This study addresses the unification problem for deterministic higher-order patterns—a class of terms characterized by deterministic matching, yet whose unifiability has long remained undecidable. We propose a sound and complete unification procedure that extends the scope of tractable problems by relaxing the global restriction on variable arguments imposed in the function-as-constructor approach. The key innovation lies in applying a most general unifier strategy to flex-flex cases; although a most general unifier is not guaranteed to exist in such scenarios, our method reveals for the first time that solution sets may be infinite. This work not only achieves complete unification for deterministic higher-order patterns but also offers new insights into the theoretical boundaries of higher-order unification.

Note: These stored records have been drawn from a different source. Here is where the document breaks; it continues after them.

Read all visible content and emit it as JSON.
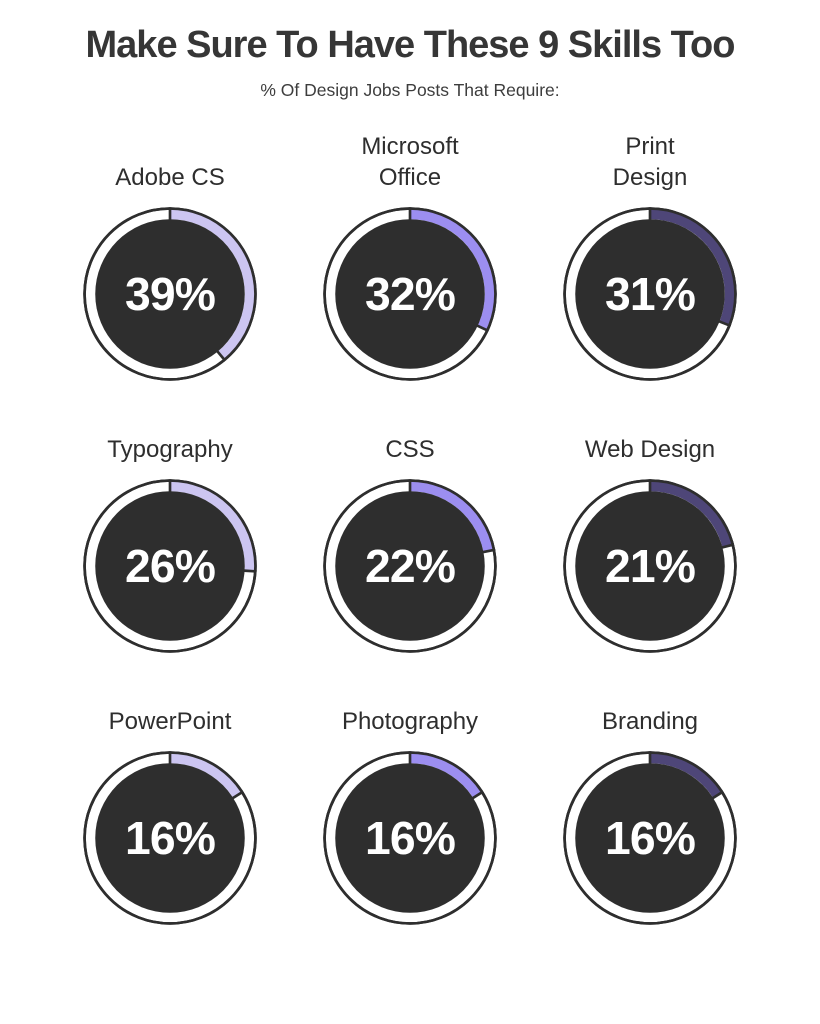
{
  "page": {
    "title": "Make Sure To Have These 9 Skills Too",
    "subtitle": "% Of Design Jobs Posts That Require:"
  },
  "colors": {
    "background": "#ffffff",
    "dark": "#2e2e2e",
    "ring_background": "#ffffff",
    "value_text": "#ffffff",
    "column_accents": [
      "#ccc5f1",
      "#9c8ef0",
      "#4e4678"
    ]
  },
  "chart_data": {
    "type": "pie",
    "variant": "donut-gauge-grid",
    "title": "Make Sure To Have These 9 Skills Too",
    "subtitle": "% Of Design Jobs Posts That Require:",
    "unit": "%",
    "value_range": [
      0,
      100
    ],
    "start_angle_deg": 0,
    "direction": "clockwise",
    "grid": {
      "rows": 3,
      "columns": 3
    },
    "legend": "none",
    "items": [
      {
        "label": "Adobe CS",
        "label_lines": [
          "Adobe CS"
        ],
        "value": 39,
        "color": "#ccc5f1"
      },
      {
        "label": "Microsoft Office",
        "label_lines": [
          "Microsoft",
          "Office"
        ],
        "value": 32,
        "color": "#9c8ef0"
      },
      {
        "label": "Print Design",
        "label_lines": [
          "Print",
          "Design"
        ],
        "value": 31,
        "color": "#4e4678"
      },
      {
        "label": "Typography",
        "label_lines": [
          "Typography"
        ],
        "value": 26,
        "color": "#ccc5f1"
      },
      {
        "label": "CSS",
        "label_lines": [
          "CSS"
        ],
        "value": 22,
        "color": "#9c8ef0"
      },
      {
        "label": "Web Design",
        "label_lines": [
          "Web Design"
        ],
        "value": 21,
        "color": "#4e4678"
      },
      {
        "label": "PowerPoint",
        "label_lines": [
          "PowerPoint"
        ],
        "value": 16,
        "color": "#ccc5f1"
      },
      {
        "label": "Photography",
        "label_lines": [
          "Photography"
        ],
        "value": 16,
        "color": "#9c8ef0"
      },
      {
        "label": "Branding",
        "label_lines": [
          "Branding"
        ],
        "value": 16,
        "color": "#4e4678"
      }
    ]
  }
}
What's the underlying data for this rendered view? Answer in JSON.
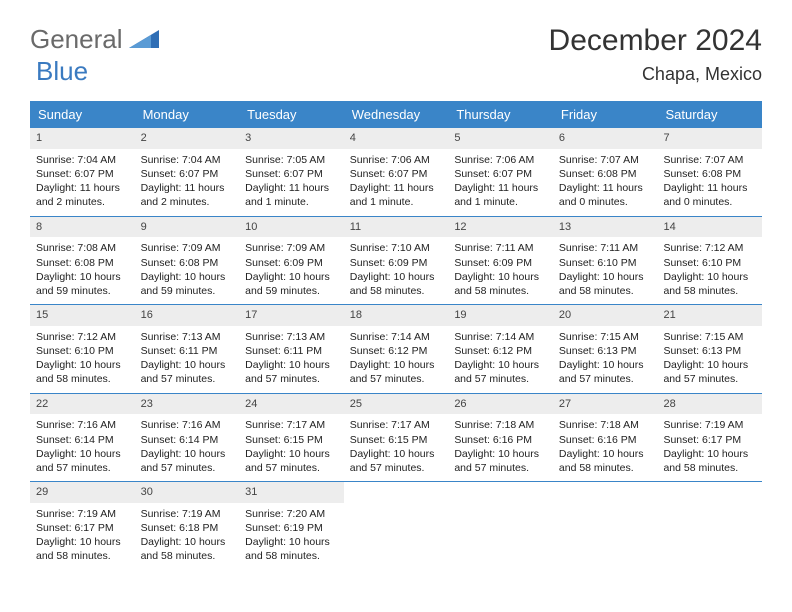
{
  "brand": {
    "part1": "General",
    "part2": "Blue"
  },
  "title": "December 2024",
  "location": "Chapa, Mexico",
  "colors": {
    "header_bg": "#3a85c8",
    "daynum_bg": "#ededed",
    "brand_gray": "#6a6a6a",
    "brand_blue": "#3a7ac0",
    "text": "#222222",
    "rule": "#3a85c8"
  },
  "day_names": [
    "Sunday",
    "Monday",
    "Tuesday",
    "Wednesday",
    "Thursday",
    "Friday",
    "Saturday"
  ],
  "weeks": [
    [
      {
        "n": "1",
        "sunrise": "Sunrise: 7:04 AM",
        "sunset": "Sunset: 6:07 PM",
        "daylight": "Daylight: 11 hours and 2 minutes."
      },
      {
        "n": "2",
        "sunrise": "Sunrise: 7:04 AM",
        "sunset": "Sunset: 6:07 PM",
        "daylight": "Daylight: 11 hours and 2 minutes."
      },
      {
        "n": "3",
        "sunrise": "Sunrise: 7:05 AM",
        "sunset": "Sunset: 6:07 PM",
        "daylight": "Daylight: 11 hours and 1 minute."
      },
      {
        "n": "4",
        "sunrise": "Sunrise: 7:06 AM",
        "sunset": "Sunset: 6:07 PM",
        "daylight": "Daylight: 11 hours and 1 minute."
      },
      {
        "n": "5",
        "sunrise": "Sunrise: 7:06 AM",
        "sunset": "Sunset: 6:07 PM",
        "daylight": "Daylight: 11 hours and 1 minute."
      },
      {
        "n": "6",
        "sunrise": "Sunrise: 7:07 AM",
        "sunset": "Sunset: 6:08 PM",
        "daylight": "Daylight: 11 hours and 0 minutes."
      },
      {
        "n": "7",
        "sunrise": "Sunrise: 7:07 AM",
        "sunset": "Sunset: 6:08 PM",
        "daylight": "Daylight: 11 hours and 0 minutes."
      }
    ],
    [
      {
        "n": "8",
        "sunrise": "Sunrise: 7:08 AM",
        "sunset": "Sunset: 6:08 PM",
        "daylight": "Daylight: 10 hours and 59 minutes."
      },
      {
        "n": "9",
        "sunrise": "Sunrise: 7:09 AM",
        "sunset": "Sunset: 6:08 PM",
        "daylight": "Daylight: 10 hours and 59 minutes."
      },
      {
        "n": "10",
        "sunrise": "Sunrise: 7:09 AM",
        "sunset": "Sunset: 6:09 PM",
        "daylight": "Daylight: 10 hours and 59 minutes."
      },
      {
        "n": "11",
        "sunrise": "Sunrise: 7:10 AM",
        "sunset": "Sunset: 6:09 PM",
        "daylight": "Daylight: 10 hours and 58 minutes."
      },
      {
        "n": "12",
        "sunrise": "Sunrise: 7:11 AM",
        "sunset": "Sunset: 6:09 PM",
        "daylight": "Daylight: 10 hours and 58 minutes."
      },
      {
        "n": "13",
        "sunrise": "Sunrise: 7:11 AM",
        "sunset": "Sunset: 6:10 PM",
        "daylight": "Daylight: 10 hours and 58 minutes."
      },
      {
        "n": "14",
        "sunrise": "Sunrise: 7:12 AM",
        "sunset": "Sunset: 6:10 PM",
        "daylight": "Daylight: 10 hours and 58 minutes."
      }
    ],
    [
      {
        "n": "15",
        "sunrise": "Sunrise: 7:12 AM",
        "sunset": "Sunset: 6:10 PM",
        "daylight": "Daylight: 10 hours and 58 minutes."
      },
      {
        "n": "16",
        "sunrise": "Sunrise: 7:13 AM",
        "sunset": "Sunset: 6:11 PM",
        "daylight": "Daylight: 10 hours and 57 minutes."
      },
      {
        "n": "17",
        "sunrise": "Sunrise: 7:13 AM",
        "sunset": "Sunset: 6:11 PM",
        "daylight": "Daylight: 10 hours and 57 minutes."
      },
      {
        "n": "18",
        "sunrise": "Sunrise: 7:14 AM",
        "sunset": "Sunset: 6:12 PM",
        "daylight": "Daylight: 10 hours and 57 minutes."
      },
      {
        "n": "19",
        "sunrise": "Sunrise: 7:14 AM",
        "sunset": "Sunset: 6:12 PM",
        "daylight": "Daylight: 10 hours and 57 minutes."
      },
      {
        "n": "20",
        "sunrise": "Sunrise: 7:15 AM",
        "sunset": "Sunset: 6:13 PM",
        "daylight": "Daylight: 10 hours and 57 minutes."
      },
      {
        "n": "21",
        "sunrise": "Sunrise: 7:15 AM",
        "sunset": "Sunset: 6:13 PM",
        "daylight": "Daylight: 10 hours and 57 minutes."
      }
    ],
    [
      {
        "n": "22",
        "sunrise": "Sunrise: 7:16 AM",
        "sunset": "Sunset: 6:14 PM",
        "daylight": "Daylight: 10 hours and 57 minutes."
      },
      {
        "n": "23",
        "sunrise": "Sunrise: 7:16 AM",
        "sunset": "Sunset: 6:14 PM",
        "daylight": "Daylight: 10 hours and 57 minutes."
      },
      {
        "n": "24",
        "sunrise": "Sunrise: 7:17 AM",
        "sunset": "Sunset: 6:15 PM",
        "daylight": "Daylight: 10 hours and 57 minutes."
      },
      {
        "n": "25",
        "sunrise": "Sunrise: 7:17 AM",
        "sunset": "Sunset: 6:15 PM",
        "daylight": "Daylight: 10 hours and 57 minutes."
      },
      {
        "n": "26",
        "sunrise": "Sunrise: 7:18 AM",
        "sunset": "Sunset: 6:16 PM",
        "daylight": "Daylight: 10 hours and 57 minutes."
      },
      {
        "n": "27",
        "sunrise": "Sunrise: 7:18 AM",
        "sunset": "Sunset: 6:16 PM",
        "daylight": "Daylight: 10 hours and 58 minutes."
      },
      {
        "n": "28",
        "sunrise": "Sunrise: 7:19 AM",
        "sunset": "Sunset: 6:17 PM",
        "daylight": "Daylight: 10 hours and 58 minutes."
      }
    ],
    [
      {
        "n": "29",
        "sunrise": "Sunrise: 7:19 AM",
        "sunset": "Sunset: 6:17 PM",
        "daylight": "Daylight: 10 hours and 58 minutes."
      },
      {
        "n": "30",
        "sunrise": "Sunrise: 7:19 AM",
        "sunset": "Sunset: 6:18 PM",
        "daylight": "Daylight: 10 hours and 58 minutes."
      },
      {
        "n": "31",
        "sunrise": "Sunrise: 7:20 AM",
        "sunset": "Sunset: 6:19 PM",
        "daylight": "Daylight: 10 hours and 58 minutes."
      },
      {
        "empty": true
      },
      {
        "empty": true
      },
      {
        "empty": true
      },
      {
        "empty": true
      }
    ]
  ]
}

We present a sound and complete unification procedure for deterministic higher-order patterns, a class of simply-typed lambda terms introduced by Yokoyama et al. which comes with a deterministic matching problem. Our unification procedure can be seen as a special case of full higher-order unification where flex-flex pairs can be solved in a most general way. Moreover, our method generalizes Libal and Miller's recent functions-as-constructors higher-order unification (FCU) by dropping their global restriction on variable arguments, thereby losing the property that every solvable problem has a most general unifier. In fact, minimal complete sets of unifiers of deterministic higher-order patterns may be infinite, so decidability of the unification problem remains an open question. Nevertheless, our method can be more useful than FCU in practice.